Following are several screenshots of the two different visualizations.

Figure 1.1 Location of the publications (based on books with one single author and one single publication place.

Figure 1.2. Time slider underneath gives the possibility of choosing one given period.

Figure 1.3. Timeline is divided by location; clicking on a line fragment shows when other books were published at the same location (e.g. Paris)

Figure 2.1. Use of “Parallel Coordinates” (RAW) to show relation between date of death of an author and the date of his publications (Highest segment is a dummy variable)

Figure 2.2. Only posthumous publications.

Findings

We notice that the highest numbers of books were published in Amsterdam, Leiden, Paris and Venice, in decreasing order. This is not surprising as those where cultural centers at that time.

The majority of the books we considered were published between mid 17th century and mid 18th century. This as well is not surprising, because the bibliographies we took into consideration when implementing our database were focused mostly on that time period.

More interesting was the analysis of the posthumous publications. Through a counting we had guessed that from the start of the 17th century onwards the quantity of posthumous publications increased. As you see in Figure 2.1, this appears not to be the case; publications dates have a tendency of being published shortly prior to the death of the author. This probably shows the will of the authors, conscious of their approaching end of life, to publish their letters and memories .

Also remarkable is the increase in publications of books of authors deceased at least a century before. This trend starts from the 19th century onwards, however it has to be confirmed using a bigger amount of data.

Remarks

We learned that data is not just an amount of information to be blindly worked on, but that it is important to consider with care what this data means on a humanists point of view. When for example standardizing location names it is important to keep the original names in a column, as the way they have been written or the specific significance of the place written in that manner may be important for future, historical considerations.

Unfortunately, especially with locations, it is impossible not to have certain approximations, it is therefore mandatory to annotate these if occurring (e.g. Some locations are nowadays all in one city, but this might not have been the case when the book was published. All this information would get lost without keeping the originals names somewhere memorized).

Furthermore as specified before it is often necessary to use a subgroup of the data contained.

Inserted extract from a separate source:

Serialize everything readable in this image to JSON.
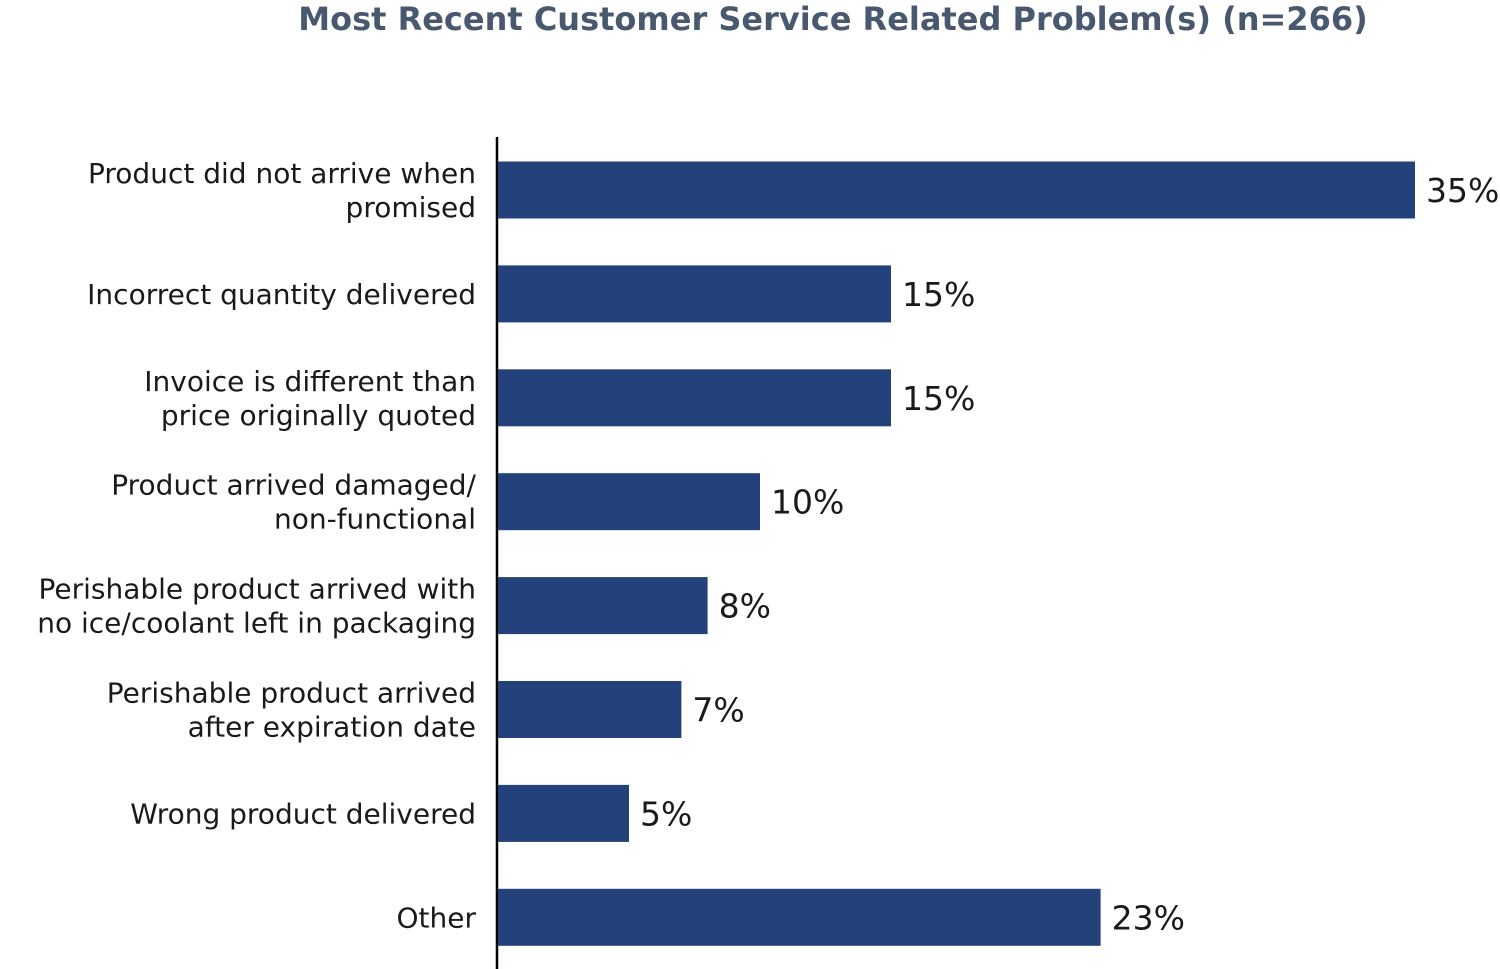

This then may lead to conclusion for the whole data set, which may be erratic.

Biasness is important to consider as well and in fact some of our previous claimed results are partly due to our subjective choice of data: the Molhuysen bibliography contains books of letter written to and from Dutchman, hence the high amount of publications in Amsterdam and Leiden. Similar aspects have to be considered when analyzing the publications date of these letters. It appears now that most letters were send in the 17-18th century, but this, is also due to the choice of bibliographies.

Conclusion and Further Research

Visualizations techniques have proven to be very useful to visualize large amounts of data in a clear way. The geographical map-view, even if not so innovative on a visualization point of view, is valuable pedagogically, as it reconnects to a known view. Abstracter visualization, however, are capable of including more dimensions, and their interconnections, in one big picture.

For our projects the geographical map was already able to give us much insight and helped to answer some of our research questions. This has however to be implemented on the whole of the data and not just on a subset. Furthermore we want to implement the database with other bibliographies from other countries in order to tackle some of the biasness issues mentioned before. There are also some future visualization plans regarding the posthumous publications, which we will try to incorporate.